Deshalb gehen auch Moore/Patels Analysen zur Gender-Problematik am Kern des Problems vorbei. Es ist irgendwie niedlich, wenn das Autorenpaar die Einführung des Pflugs in die Landwirtschaft für die Ungleichheit der Geschlechter verantwortlich macht. (Vgl. Moore/Patel 2018, S.156f.) Der Pflug ist ein Moment in der menschlichen Kulturgeschichte, wie viele andere Momente, unter denen man neben dem Pflug sicher weitere ‚Schlüsselfaktoren‘ für die Entwertung der Frauen ausmachen kann. Aber was den Kapitalismus betrifft, kratzt der Hinweis auf den Pflug lediglich an der Oberfläche.

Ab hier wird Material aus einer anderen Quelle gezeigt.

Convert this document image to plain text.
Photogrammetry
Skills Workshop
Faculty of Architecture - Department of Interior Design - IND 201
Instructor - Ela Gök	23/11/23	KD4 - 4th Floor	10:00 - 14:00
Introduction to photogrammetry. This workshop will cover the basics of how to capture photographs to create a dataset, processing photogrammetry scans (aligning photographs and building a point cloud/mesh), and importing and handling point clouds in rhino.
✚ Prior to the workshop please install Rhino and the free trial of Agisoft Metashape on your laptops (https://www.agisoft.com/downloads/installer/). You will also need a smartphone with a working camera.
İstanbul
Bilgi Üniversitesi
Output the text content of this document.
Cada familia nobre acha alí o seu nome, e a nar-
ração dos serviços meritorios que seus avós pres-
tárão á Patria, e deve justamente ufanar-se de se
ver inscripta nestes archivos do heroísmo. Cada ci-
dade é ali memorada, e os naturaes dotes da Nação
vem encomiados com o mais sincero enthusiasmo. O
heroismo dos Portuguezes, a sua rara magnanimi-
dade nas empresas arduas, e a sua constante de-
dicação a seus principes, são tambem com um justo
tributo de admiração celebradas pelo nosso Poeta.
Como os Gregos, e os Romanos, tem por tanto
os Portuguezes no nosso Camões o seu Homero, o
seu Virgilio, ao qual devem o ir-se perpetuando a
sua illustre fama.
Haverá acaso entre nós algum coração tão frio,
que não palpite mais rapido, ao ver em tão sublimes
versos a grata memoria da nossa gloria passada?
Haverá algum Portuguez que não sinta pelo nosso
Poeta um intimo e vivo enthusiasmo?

Das gilt übrigens auch für die Genderproblematik selbst. Denn wenn wir von ‚Gender‘ reden, blenden wir für gewöhnlich das Begehren aus, das ihm innewohnt. Sicherlich gehört die Grenzziehung zwischen Mann und Frau zu den Verbilligungsstrategien des ökologischen Kapitalismusses. Aber der eigentlich Eingriff richtet sich nicht auf die Manipulation von Geschlechterdifferenzen, sondern auf die Natur unseres Begehrens. Christina von Braun beschreibt diese Transformation in ihrem Buch „Der Preis des Geldes“ (2012). Das nominalistische Geld usurpiert insbesondere die männliche Fruchtbarkeit, indem es den Mann kastriert. Es nimmt seine Fruchtbarkeit vollständig in den Dienst der Geldvermehrung, von Zins und Zinseszins, die an die Stelle von Kind und Kindeskind treten. Im Finanzkapitalismus erreicht diese Entkörperlichung ihren Höhepunkt, wo sich das Geld durch sich selbst vermehrt und nicht mehr auf die Güterproduktion angewiesen ist.

Die weibliche Fruchtbarkeit, ihre biologische Reproduktionsfähigkeit, wird ebenfalls usurpiert. An ihre Stelle treten Reproduktionstechnologien, die darauf abzielen, das Leben technologisch zu manipulieren und möglicherweise sogar zu produzieren. Das Vorbild für diese Reproduktionstechnologien liegt in der Selbstproduktion des Geldes.

Letztlich ist das nominalistische Geld der Stein der Weisen, den die Alchimisten einst gesucht hatten. Es ist das Geld, das alles in alles verwandelt und aus Nichts heraus Werte schafft. Diese Werte sind aber nichtig, Unwerte, vernichtete Werte. Im nominalistischen Geld gibt es keine Grenze der Wertvernichtung, was auch darin zum Ausdruck kommt, daß es keine Obergrenze für Schulden gibt. Darauf basiert die Vorstellung von der Notwendigkeit eines unendlichen Wirtschaftswachstums.

Wollen wir uns davon freimachen, müssen wir uns wieder der Natur unseres Begehrens zuwenden. Wir müssen den Schleier des Geldes lüften und unsere eigentlichen Bedürfnisse neu entdecken. Bis zu dieser Einsicht aber dringen Moore/Patels Analysen nicht vor.